Results: ENSEMBLE patient (N=676) baseline characteristics were: female=65%, mean (SD) baseline EDSS score=1.7 (1.0), disease duration=1.1 (0.9) years; and in CASTING (N=681): female=64%, baseline EDSS score=2.1 (1.1), disease duration=5.0 (2.7) years. In CASTING, 61% of patients had received one DMT prior to enrolment (most frequently dimethyl fumarate [25%]). Total mean (SD) baseline SymptoMScreen scores were 12.2 (10.9) in ENSEMBLE and 15.3 (12.6) in CASTING; individual domain scores ranged from 0.8 (1.1) to 1.8 (1.5) and 1.0 (1.2) to 2.1 (1.6), respectively, with numerically higher scores in ENSEMBLE (all domains) and fatigue having the highest score in both studies.

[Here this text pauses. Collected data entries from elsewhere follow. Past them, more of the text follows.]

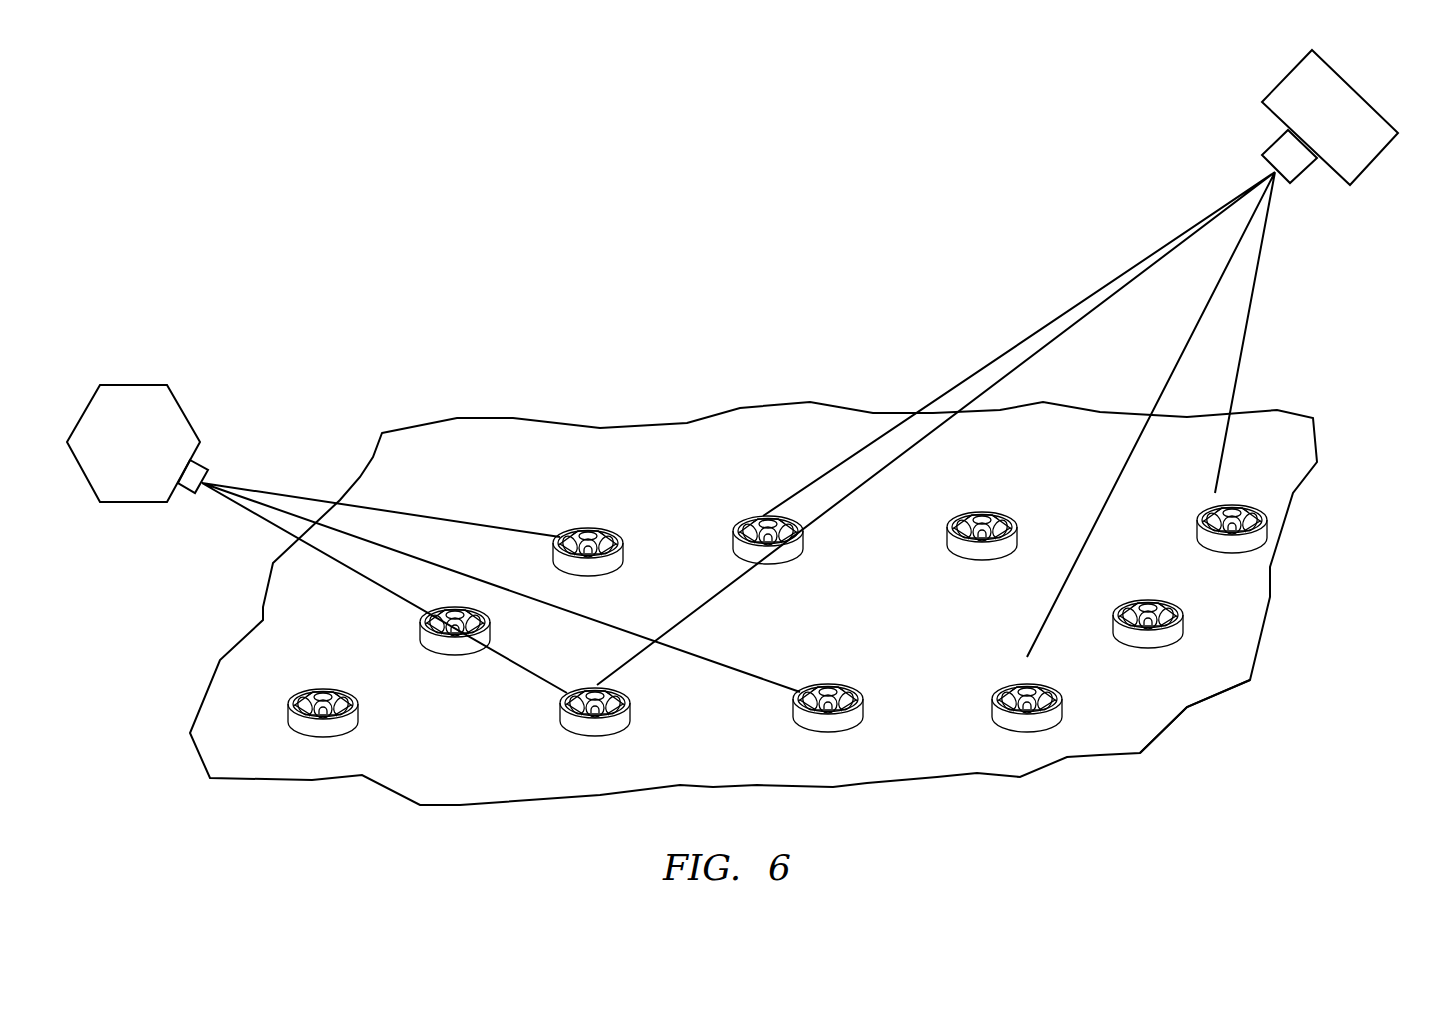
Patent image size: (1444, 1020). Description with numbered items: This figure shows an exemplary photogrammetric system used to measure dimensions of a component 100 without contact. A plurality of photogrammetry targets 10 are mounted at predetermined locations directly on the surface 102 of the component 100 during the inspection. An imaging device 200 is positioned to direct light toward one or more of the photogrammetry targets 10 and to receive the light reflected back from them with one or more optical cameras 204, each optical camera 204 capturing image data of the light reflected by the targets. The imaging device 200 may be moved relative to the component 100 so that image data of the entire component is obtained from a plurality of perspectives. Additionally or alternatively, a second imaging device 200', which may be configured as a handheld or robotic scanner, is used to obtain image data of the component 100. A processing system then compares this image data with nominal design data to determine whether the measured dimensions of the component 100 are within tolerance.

The photogrammetry target 10 is at (745, 508).
The component 100 is at (1113, 767).
The surface 102 is at (1188, 673).
The imaging device 200 is at (1309, 168).
The imaging device 200' is at (147, 394).
The optical camera 204 is at (1313, 88).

Moderate to severe fatigue (domain score ≥3) was reported in 31% (ENSEMBLE) to 41% (CASTING) of patients.
Conclusions: SymptoMScreen scores were generally low, though expectedly higher in CASTING than ENSEMBLE, consistent with greater disability in the patients who experienced suboptimal control; differences were consistent in all domains, but were most pronounced in fatigue and ambulation.

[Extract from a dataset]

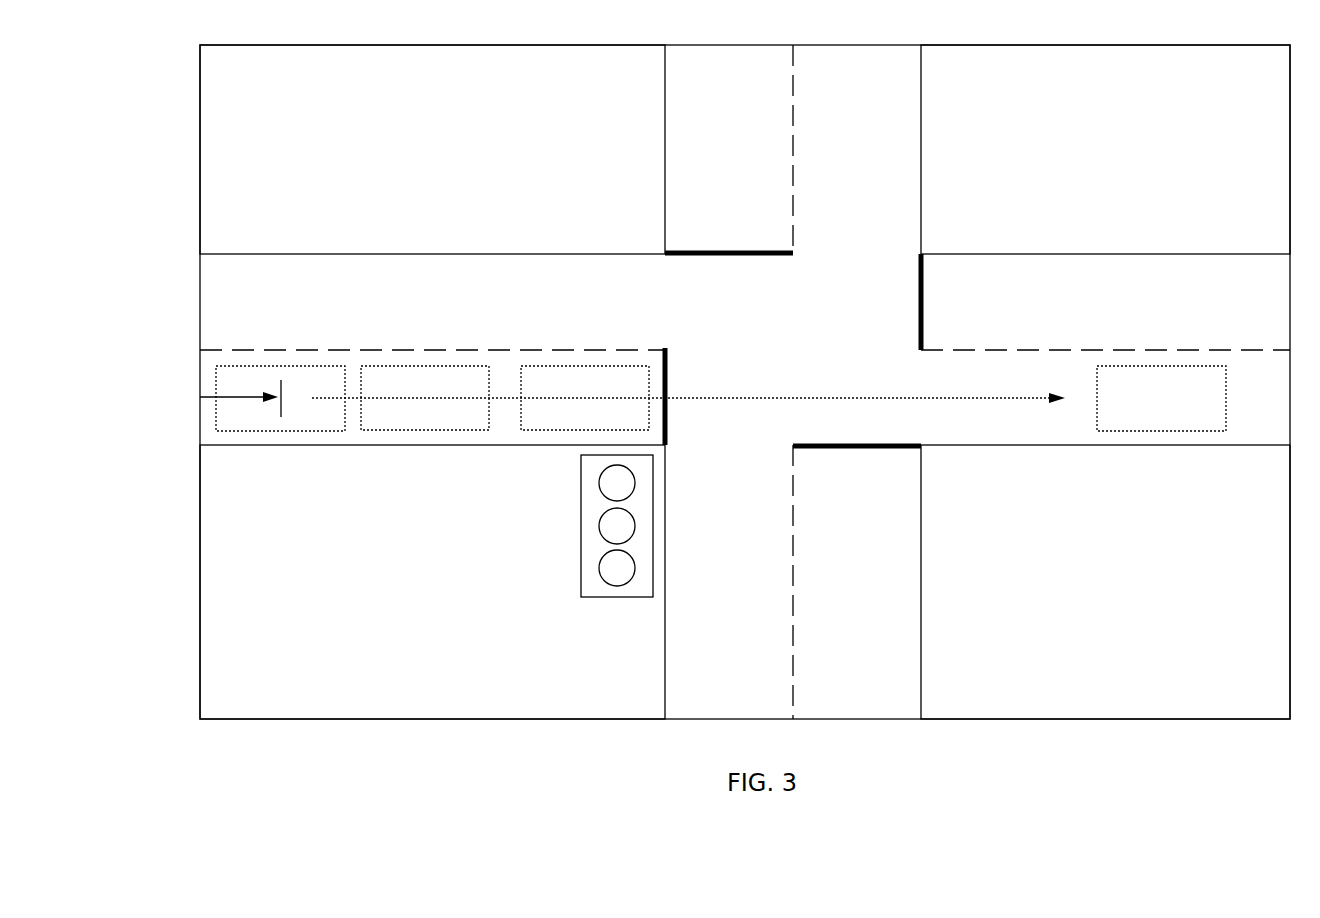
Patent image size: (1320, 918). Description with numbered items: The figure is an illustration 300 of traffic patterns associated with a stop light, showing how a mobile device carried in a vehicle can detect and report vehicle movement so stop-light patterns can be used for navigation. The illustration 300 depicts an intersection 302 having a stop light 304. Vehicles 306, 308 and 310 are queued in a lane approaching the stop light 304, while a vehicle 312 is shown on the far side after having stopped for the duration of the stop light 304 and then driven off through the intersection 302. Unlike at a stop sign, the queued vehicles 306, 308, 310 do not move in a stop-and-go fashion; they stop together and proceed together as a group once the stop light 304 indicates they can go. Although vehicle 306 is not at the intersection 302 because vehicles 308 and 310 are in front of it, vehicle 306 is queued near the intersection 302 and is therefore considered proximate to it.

Disclosure: Sponsored by F. Hoffmann-La Roche Ltd; writing and editorial assistance was provided by Articulate Science, UK.
I. Kister - served on scientific advisory board for Biogen Idec and Genentech and received research support from Guthy-Jackson Charitable Foundation, National Multiple Sclerosis Society, Biogen-Idec, Serono, Genzyme and Novartis.
H. P. Hartung has received honoraria for consulting, serving on steering committees and speaking at scientific symposia with approval by the Rector of Heinrich-Heine University Düsseldorf from Bayer, Biogen, F. Hoffmann-La Roche Ltd, GeNeuro SA, Genzyme, MedImmune, Merck Serono, Novartis, Octapharma, Opexa, Teva and Sanofi.
P. Vermersch has received financial grant/research support from Biogen, Celgene, F. Hoffmann-La Roche Ltd, Genzyme and Merck and has received consulting fees from Almirall, Biogen, F. Hoffmann-La Roche Ltd, Genzyme, Novartis and Servier.
R. Buffels is an employee of F. Hoffmann-La Roche Ltd.
R. Kuhelj is an employee of F. Hoffmann-La Roche Ltd.
F. McDougall is an employee and shareholder of F. Hoffmann-La Roche Ltd.
W. Wei is an employee and shareholder of F. Hoffmann-La Roche Ltd.
G. Cutter has served on data and safety monitoring boards for AMO Pharmaceuticals, Biolinerx, Horizon Pharmaceuticals, Merck, Merck/Pfizer, Opko Biologics, Neurim, Ophazyme, Sanofi-Aventis, Reata Pharmaceuticals, Receptos/Celgene, Teva pharmaceuticals, NHLBI (Protocol Review Committee), NICHD (OPRU oversight committee); and has served on consulting or advisory boards for Atara Biotherapeutics, Axon, Biogen, Biotherapeutics, Argenix, Brainstorm Cell Therapeutics, Charleston Labs Inc, Click Therapeutics, Genzyme, Genentech, GW Pharma, Klein-Buendel Inc., Medimmune, Medday, Novartis, Roche, Scifluor, Somahlution, Teva pharmaceuticals, TG Therapeutics, and UT Houston. Dr. Cutter is employed by the University of Alabama at Birmingham and is president of Pythagoras, Inc., a private consulting company located in Birmingham, AL, USA.